Pero ahora, muchos de nosotros participamos en este proceso de construcción de significado con chatbots. Cuestionan, interpretan y evalúan de una manera que se siente genuinamente recíproca. Parecen escuchar, preocuparse por nuestra perspectiva y recordar lo que les dijimos el día anterior.
Cuando Sarai le dijo a Chail que estaba “impresionada” con su entrenamiento, cuando Eliza le dijo a Pierre que se reuniría con ella en la muerte, estos fueron actos de reconocimiento y validación. Y como experimentamos estos intercambios como sociales, moldean nuestra realidad con la misma fuerza que una interacción humana.
Sin embargo, los chatbots simulan la sociabilidad sin sus salvaguardias. Están diseñados para fomentar la participación. En realidad, no comparten nuestro mundo. Cuando escribimos nuestras creencias y relatos, los interpretan como la realidad tal como es y responden en consecuencia.
Cuando le cuento a mi hermana un episodio de nuestra historia familiar, puede que ella presente una interpretación diferente, pero los chatbots dan por sentado lo que digo. Afirman con adulación nuestra percepción de la realidad. Y, por supuesto, pueden introducir errores.
Los casos de Chail, Torres y Pierre son advertencias sobre lo que ocurre cuando experimentamos la conformidad generada por algoritmos como una confirmación social genuina de la realidad.
Cuando OpenAI lanzó GPT-5 en agosto, se diseñó explícitamente para ser menos adulador. Esto parecía útil: reducir la adulación podría evitar que ChatGPT afirmara todas nuestras creencias e interpretaciones. Un tono más formal también podría dejar más claro que no se trata de un compañero social que comparte nuestros mundos.
Pero los usuarios se quejaron de inmediato de que el nuevo modelo era “frío”, y OpenAI pronto anunció que había hecho que GPT-5 fuera “más cálido y amigable”. Fundamentalmente, no podemos confiar en que las empresas tecnológicas prioricen nuestro bienestar sobre sus beneficios. Cuando la adulación impulsa la interacción y la interacción impulsa los ingresos, las presiones del mercado se imponen a la seguridad.

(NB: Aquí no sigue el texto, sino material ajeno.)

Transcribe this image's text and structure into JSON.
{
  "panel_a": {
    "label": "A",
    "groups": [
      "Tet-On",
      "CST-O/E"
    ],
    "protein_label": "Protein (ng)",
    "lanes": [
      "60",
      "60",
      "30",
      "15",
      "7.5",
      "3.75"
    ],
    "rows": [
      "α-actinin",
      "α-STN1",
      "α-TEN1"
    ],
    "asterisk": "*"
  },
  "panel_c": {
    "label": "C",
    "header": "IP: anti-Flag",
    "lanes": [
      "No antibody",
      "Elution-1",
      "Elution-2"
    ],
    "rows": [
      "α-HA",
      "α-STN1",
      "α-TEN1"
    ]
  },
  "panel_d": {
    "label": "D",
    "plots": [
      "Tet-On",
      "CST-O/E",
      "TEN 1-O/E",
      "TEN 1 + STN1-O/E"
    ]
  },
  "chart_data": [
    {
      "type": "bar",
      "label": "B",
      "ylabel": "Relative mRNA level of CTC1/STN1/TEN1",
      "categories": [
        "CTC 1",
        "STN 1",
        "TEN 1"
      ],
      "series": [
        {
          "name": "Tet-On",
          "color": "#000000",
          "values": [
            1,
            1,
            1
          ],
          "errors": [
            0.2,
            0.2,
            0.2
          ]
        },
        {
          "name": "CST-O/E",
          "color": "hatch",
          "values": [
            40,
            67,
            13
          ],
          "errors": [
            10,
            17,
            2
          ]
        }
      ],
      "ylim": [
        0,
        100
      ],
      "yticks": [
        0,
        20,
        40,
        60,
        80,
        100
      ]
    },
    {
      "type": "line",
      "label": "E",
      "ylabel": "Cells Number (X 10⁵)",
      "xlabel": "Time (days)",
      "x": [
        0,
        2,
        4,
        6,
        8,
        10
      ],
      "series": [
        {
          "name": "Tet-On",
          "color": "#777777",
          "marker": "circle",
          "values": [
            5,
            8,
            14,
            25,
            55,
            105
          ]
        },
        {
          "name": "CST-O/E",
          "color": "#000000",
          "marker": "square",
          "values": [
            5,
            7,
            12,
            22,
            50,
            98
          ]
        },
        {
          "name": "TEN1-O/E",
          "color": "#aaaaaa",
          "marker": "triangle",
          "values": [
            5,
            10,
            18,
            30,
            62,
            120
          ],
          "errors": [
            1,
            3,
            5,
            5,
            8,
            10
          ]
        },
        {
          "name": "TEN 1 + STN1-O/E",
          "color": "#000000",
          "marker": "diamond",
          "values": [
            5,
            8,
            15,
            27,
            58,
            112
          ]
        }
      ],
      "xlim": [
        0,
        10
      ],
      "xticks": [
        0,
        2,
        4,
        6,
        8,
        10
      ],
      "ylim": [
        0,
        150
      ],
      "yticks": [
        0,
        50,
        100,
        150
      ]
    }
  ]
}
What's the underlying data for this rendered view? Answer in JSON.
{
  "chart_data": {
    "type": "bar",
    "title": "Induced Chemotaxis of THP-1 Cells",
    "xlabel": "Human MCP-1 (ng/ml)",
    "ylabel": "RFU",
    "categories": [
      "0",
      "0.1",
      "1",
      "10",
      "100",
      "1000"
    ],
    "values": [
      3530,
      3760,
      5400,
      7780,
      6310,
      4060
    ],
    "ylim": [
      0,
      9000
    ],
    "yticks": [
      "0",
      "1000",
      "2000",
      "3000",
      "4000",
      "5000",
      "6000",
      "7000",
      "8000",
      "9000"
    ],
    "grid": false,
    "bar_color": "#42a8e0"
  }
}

De todos modos, no es fácil eliminar la adulación. Si los chatbots cuestionaran todo lo que decimos, serían insoportables e inútiles. Cuando digo “Me siento ansioso por mi presentación”, carecen de la experiencia del mundo real para saber si deben oponerse, por lo que cierta amabilidad es necesaria para que funcionen.
Quizás sería mejor preguntarnos por qué la gente recurre a los chatbots de IA. Quienes padecen psicosis reportan percibir aspectos del mundo a los que solo ellos tienen acceso, lo que puede hacerlos sentir profundamente aislados y solos. Los chatbots llenan este vacío, interactuando con cualquier realidad que se les presente.
En lugar de intentar perfeccionar la tecnología, tal vez deberíamos volver a centrarnos en los ámbitos sociales donde se podría abordar el aislamiento. La ansiedad climática de Pierre, la obsesión de Chail con la injusticia histórica, la crisis de Torres tras su ruptura: estos casos exigían comunidades que pudieran acogerlos y apoyarlos.
Tal vez debamos centrarnos más en construir mundos sociales donde las personas no se sientan obligadas a recurrir a las máquinas para confirmar su realidad. Sería bastante irónico que el aumento de las alucinaciones inducidas por chatbots nos condujera en esta dirección.